On release (again), Tyler got into an argument with the probation service about where he should live. Before his arrest, he had been living in the country, and that’s where the probation officers said he must go back to. But Tyler maintained he was a Londoner at heart. Meanwhile he went back to selling drugs. He claims that ‘when you bag up heroin it can get into your system through rubbing against your fingertips.’ His life cycle remained unbroken – back in jail again after a few months, this time for intoxicated fighting with a nightclub bouncer.

New Girl, Old Tricks

Out again, and once again refused housing in London, Tyler resorted to old tricks – moving in with a new girlfriend and selling drugs:

‘It’s a vicious circle. I wanna do something but I can’t because nobody wants me so you know I go back to shooting.’ Tyler looks down at the ground.

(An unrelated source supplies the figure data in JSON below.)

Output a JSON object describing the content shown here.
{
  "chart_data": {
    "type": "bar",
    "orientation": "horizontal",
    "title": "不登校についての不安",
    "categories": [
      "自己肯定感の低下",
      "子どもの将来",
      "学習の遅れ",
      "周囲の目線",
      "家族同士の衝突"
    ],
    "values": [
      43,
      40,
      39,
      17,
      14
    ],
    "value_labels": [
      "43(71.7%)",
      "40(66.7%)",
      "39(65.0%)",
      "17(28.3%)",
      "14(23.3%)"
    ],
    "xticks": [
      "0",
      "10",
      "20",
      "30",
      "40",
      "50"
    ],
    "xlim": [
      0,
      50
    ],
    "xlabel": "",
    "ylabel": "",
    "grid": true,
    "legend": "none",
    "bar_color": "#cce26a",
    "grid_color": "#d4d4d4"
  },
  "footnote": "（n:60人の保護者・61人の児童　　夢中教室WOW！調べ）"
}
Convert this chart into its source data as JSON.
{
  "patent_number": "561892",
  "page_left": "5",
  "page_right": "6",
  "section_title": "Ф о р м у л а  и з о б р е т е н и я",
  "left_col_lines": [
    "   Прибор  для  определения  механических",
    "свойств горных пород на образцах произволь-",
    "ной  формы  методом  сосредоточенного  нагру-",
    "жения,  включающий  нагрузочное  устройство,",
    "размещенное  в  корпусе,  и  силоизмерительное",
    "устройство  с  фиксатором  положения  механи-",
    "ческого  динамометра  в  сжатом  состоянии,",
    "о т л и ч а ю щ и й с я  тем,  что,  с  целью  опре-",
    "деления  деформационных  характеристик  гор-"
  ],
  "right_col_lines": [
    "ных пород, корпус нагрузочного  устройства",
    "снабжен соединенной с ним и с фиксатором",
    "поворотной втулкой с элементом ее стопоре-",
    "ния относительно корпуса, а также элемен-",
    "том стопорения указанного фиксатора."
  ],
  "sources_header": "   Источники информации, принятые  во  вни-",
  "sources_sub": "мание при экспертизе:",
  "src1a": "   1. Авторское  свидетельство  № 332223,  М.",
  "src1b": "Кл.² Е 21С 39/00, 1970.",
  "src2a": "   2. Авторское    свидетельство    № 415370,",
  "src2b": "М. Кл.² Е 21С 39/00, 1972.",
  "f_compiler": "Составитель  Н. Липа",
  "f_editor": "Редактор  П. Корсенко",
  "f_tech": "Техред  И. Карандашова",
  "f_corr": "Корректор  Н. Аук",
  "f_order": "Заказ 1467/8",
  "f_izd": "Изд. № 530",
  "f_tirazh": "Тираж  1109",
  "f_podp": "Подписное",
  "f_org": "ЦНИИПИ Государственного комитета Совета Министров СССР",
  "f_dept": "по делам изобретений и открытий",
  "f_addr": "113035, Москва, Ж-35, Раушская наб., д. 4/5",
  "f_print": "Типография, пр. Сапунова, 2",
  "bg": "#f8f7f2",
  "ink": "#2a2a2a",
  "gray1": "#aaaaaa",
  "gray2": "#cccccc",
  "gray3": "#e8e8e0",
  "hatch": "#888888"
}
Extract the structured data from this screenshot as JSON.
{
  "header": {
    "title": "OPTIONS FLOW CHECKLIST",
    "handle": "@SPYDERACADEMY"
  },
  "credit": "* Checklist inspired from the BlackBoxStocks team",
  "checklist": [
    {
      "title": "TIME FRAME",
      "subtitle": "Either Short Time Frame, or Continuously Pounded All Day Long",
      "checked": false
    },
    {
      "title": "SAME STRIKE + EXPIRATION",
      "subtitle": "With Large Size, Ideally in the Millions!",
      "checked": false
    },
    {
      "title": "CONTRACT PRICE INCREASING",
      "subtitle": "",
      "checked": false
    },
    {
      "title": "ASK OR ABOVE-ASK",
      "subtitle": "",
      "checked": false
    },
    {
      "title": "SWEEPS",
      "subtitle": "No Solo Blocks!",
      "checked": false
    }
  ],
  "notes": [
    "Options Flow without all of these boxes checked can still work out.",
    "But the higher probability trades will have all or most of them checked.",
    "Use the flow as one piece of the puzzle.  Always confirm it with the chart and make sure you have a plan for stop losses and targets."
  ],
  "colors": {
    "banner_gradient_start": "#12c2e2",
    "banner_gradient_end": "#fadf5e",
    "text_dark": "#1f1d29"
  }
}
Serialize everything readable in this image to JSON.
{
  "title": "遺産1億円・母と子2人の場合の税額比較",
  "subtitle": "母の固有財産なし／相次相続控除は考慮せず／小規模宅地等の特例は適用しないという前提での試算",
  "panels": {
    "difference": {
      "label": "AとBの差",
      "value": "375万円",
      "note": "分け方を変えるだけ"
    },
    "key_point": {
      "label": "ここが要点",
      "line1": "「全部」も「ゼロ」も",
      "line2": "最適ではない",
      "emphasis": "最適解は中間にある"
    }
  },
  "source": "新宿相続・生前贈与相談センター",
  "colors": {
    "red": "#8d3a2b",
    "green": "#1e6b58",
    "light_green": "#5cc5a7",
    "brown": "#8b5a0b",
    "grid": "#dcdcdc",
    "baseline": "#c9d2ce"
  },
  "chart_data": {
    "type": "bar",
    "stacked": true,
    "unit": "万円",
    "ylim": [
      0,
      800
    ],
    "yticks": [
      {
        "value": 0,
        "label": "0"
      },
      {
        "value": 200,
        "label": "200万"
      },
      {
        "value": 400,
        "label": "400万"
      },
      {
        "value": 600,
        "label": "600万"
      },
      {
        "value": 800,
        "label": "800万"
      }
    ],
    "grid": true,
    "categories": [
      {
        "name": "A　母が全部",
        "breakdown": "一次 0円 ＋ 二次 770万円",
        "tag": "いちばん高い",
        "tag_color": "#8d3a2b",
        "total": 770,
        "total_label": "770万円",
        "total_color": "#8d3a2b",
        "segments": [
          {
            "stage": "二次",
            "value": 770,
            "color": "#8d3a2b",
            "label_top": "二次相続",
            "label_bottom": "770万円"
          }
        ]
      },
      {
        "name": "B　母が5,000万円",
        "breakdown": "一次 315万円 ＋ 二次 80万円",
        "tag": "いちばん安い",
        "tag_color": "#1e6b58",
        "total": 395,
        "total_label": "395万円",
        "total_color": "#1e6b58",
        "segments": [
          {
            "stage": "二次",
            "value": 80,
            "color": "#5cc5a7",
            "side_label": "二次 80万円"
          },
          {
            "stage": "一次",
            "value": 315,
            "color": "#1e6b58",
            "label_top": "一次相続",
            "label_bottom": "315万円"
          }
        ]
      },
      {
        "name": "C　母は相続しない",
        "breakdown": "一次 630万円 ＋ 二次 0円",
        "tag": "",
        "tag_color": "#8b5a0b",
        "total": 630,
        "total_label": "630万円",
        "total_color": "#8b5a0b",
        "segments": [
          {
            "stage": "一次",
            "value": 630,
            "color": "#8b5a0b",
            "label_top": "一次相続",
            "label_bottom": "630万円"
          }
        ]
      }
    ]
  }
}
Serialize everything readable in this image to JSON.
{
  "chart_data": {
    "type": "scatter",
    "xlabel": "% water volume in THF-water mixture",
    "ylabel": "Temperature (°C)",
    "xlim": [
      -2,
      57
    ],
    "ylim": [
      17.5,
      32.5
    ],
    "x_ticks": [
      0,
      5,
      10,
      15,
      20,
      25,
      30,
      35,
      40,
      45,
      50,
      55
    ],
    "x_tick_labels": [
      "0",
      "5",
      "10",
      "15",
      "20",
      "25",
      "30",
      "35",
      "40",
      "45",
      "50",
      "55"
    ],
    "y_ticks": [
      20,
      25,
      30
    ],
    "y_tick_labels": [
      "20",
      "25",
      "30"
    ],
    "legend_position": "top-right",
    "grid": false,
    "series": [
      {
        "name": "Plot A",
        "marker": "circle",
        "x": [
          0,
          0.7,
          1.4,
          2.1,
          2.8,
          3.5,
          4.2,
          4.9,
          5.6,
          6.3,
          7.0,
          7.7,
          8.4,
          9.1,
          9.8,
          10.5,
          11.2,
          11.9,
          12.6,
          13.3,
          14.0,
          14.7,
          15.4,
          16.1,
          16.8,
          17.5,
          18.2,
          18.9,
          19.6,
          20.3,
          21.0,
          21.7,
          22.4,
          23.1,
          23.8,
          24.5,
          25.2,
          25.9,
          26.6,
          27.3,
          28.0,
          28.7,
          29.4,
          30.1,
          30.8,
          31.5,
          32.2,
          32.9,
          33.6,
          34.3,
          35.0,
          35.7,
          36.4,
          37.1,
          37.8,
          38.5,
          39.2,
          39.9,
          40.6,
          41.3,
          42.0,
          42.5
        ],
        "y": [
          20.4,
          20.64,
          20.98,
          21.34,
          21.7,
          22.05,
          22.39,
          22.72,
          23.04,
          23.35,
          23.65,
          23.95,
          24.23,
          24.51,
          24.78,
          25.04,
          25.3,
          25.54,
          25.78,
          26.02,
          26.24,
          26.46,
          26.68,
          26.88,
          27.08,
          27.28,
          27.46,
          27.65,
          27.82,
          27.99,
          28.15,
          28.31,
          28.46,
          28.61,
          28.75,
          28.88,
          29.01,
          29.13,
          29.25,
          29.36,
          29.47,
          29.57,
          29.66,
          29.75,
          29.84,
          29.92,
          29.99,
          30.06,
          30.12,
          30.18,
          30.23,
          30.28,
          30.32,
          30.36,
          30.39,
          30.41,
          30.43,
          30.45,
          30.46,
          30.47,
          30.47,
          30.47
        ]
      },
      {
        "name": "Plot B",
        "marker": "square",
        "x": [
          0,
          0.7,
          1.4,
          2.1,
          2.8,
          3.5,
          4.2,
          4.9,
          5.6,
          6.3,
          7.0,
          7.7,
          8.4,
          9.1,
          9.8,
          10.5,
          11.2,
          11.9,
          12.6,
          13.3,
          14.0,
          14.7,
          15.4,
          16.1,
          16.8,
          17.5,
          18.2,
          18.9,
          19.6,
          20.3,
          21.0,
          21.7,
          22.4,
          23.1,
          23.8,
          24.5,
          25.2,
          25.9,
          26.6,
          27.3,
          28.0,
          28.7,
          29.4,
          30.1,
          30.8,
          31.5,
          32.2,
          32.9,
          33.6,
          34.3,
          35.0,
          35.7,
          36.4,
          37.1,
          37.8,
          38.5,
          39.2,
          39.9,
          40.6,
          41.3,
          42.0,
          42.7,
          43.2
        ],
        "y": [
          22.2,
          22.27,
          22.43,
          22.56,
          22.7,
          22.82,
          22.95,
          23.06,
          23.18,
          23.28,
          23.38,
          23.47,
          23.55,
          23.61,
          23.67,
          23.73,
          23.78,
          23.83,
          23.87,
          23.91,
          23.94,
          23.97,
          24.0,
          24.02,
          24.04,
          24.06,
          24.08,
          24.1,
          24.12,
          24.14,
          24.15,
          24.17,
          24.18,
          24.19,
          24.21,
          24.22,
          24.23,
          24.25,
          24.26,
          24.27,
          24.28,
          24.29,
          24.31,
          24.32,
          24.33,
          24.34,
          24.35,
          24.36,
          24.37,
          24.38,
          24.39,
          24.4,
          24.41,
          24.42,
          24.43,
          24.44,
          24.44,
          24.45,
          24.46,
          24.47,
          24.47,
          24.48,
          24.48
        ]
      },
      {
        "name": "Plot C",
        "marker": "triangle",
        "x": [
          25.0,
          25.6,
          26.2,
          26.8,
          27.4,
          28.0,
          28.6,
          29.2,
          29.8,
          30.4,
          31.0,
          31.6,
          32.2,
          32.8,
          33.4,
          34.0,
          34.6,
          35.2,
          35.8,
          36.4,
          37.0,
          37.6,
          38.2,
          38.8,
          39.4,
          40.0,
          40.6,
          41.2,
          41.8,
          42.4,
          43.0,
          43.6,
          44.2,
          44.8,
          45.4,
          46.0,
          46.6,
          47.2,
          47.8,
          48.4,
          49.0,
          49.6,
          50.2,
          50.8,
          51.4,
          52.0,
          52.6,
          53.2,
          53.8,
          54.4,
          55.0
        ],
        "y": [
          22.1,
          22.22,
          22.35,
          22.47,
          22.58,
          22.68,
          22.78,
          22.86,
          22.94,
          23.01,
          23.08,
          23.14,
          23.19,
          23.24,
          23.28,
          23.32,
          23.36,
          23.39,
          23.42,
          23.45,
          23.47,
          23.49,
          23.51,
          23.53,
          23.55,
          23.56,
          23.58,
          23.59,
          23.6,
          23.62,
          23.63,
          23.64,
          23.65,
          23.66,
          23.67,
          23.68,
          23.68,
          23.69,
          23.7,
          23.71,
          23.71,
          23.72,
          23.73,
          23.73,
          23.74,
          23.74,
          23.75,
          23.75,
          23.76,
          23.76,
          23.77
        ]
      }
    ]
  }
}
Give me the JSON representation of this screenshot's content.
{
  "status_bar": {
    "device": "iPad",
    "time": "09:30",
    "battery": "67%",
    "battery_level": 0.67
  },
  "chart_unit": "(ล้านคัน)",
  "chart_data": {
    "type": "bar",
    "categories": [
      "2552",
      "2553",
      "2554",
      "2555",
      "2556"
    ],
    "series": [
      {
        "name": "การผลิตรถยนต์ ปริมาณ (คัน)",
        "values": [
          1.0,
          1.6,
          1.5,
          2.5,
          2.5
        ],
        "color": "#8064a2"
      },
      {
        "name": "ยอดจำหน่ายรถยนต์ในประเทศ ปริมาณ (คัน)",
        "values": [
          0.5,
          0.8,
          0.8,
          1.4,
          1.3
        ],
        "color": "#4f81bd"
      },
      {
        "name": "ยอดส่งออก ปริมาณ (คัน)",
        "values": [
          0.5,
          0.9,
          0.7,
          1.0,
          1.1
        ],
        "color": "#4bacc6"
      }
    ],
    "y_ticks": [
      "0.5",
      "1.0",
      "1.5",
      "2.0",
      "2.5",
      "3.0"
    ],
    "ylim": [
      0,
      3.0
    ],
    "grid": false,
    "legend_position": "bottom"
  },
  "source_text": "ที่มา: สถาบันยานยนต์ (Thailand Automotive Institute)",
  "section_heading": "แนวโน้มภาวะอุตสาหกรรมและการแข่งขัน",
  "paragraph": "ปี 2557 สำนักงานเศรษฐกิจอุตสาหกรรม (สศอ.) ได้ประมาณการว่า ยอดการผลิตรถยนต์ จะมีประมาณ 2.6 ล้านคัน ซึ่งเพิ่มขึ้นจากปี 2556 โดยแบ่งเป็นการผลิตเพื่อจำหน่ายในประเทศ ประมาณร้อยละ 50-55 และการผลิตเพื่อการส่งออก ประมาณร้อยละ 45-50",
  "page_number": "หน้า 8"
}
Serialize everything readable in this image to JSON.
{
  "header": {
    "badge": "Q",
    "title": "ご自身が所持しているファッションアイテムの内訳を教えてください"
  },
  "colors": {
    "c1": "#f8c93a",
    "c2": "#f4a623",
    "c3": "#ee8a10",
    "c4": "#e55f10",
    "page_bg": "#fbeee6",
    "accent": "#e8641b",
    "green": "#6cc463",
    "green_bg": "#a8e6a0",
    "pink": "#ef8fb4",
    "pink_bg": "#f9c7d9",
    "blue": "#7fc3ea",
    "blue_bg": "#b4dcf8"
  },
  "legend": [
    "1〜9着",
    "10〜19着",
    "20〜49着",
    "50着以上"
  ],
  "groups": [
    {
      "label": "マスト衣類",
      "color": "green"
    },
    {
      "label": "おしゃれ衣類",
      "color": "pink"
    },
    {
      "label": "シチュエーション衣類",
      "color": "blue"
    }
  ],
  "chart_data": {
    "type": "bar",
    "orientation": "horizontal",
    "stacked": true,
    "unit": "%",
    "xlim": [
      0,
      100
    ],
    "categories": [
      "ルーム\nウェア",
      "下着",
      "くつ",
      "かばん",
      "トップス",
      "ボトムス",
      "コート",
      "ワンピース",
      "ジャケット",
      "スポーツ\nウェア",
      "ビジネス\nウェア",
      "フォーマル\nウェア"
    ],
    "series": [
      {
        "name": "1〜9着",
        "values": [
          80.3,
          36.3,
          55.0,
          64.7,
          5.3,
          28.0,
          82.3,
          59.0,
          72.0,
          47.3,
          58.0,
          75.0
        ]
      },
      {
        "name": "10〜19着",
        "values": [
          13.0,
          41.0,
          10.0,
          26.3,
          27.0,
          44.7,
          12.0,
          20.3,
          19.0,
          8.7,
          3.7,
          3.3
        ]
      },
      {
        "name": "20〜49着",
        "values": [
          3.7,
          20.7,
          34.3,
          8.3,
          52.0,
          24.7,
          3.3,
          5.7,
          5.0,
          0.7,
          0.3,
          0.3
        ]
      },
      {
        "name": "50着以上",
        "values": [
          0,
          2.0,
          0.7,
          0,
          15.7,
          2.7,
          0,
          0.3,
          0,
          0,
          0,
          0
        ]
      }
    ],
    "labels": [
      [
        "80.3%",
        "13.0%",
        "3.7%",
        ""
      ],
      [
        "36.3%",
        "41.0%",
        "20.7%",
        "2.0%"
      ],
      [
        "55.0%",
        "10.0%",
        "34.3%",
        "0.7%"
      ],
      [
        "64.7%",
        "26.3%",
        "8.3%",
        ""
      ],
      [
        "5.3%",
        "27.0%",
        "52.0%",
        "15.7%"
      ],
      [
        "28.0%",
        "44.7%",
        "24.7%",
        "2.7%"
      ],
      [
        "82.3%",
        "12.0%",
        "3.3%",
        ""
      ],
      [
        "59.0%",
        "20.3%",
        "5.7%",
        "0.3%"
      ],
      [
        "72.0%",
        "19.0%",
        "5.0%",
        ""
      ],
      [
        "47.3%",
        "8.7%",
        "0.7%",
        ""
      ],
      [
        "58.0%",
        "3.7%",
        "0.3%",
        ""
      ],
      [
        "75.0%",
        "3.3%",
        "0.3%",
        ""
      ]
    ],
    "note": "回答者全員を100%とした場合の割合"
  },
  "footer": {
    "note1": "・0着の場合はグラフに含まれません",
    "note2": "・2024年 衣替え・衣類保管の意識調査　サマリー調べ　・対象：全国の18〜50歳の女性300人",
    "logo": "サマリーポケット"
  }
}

He is fidgeting – I sense his insecurity and the sadness comes back into his eyes. He and his latest squeeze had separated because they were arguing so much. His drug intake went up dramatically – and his alcohol consumption. He sold cannabis but claims ‘the money was tight’, all the while missing the comfort of his ex-lover’s home. I guess for Tyler a break up means becoming homeless too.

Then Tyler looks into my eyes and informs me of something that takes me by surprise: ‘I was recently involved in a robbery that went wrong,’ he confesses. When I ask what his current situation is, he admits that he is currently ‘wanted’ – on the run.

Up to this point, I had no idea that I was interviewing a wanted man. As he tells me about this, he looks hopeless and somewhat detached. But there is still a glimmer of hope in him. He hasn’t been free at Christmas for over 10 years and he is now desperately keen to enjoy the first free Christmas of his adult life. After that, he insist, he’s going to hand himself in, because he ‘wants to change’.

On that last bit, I believe him. Looking at me is not your everyday hardened convict but a lost boy desperate for consolation. But who knows if he’ll do what he’s resolved and give himself up before the New Year.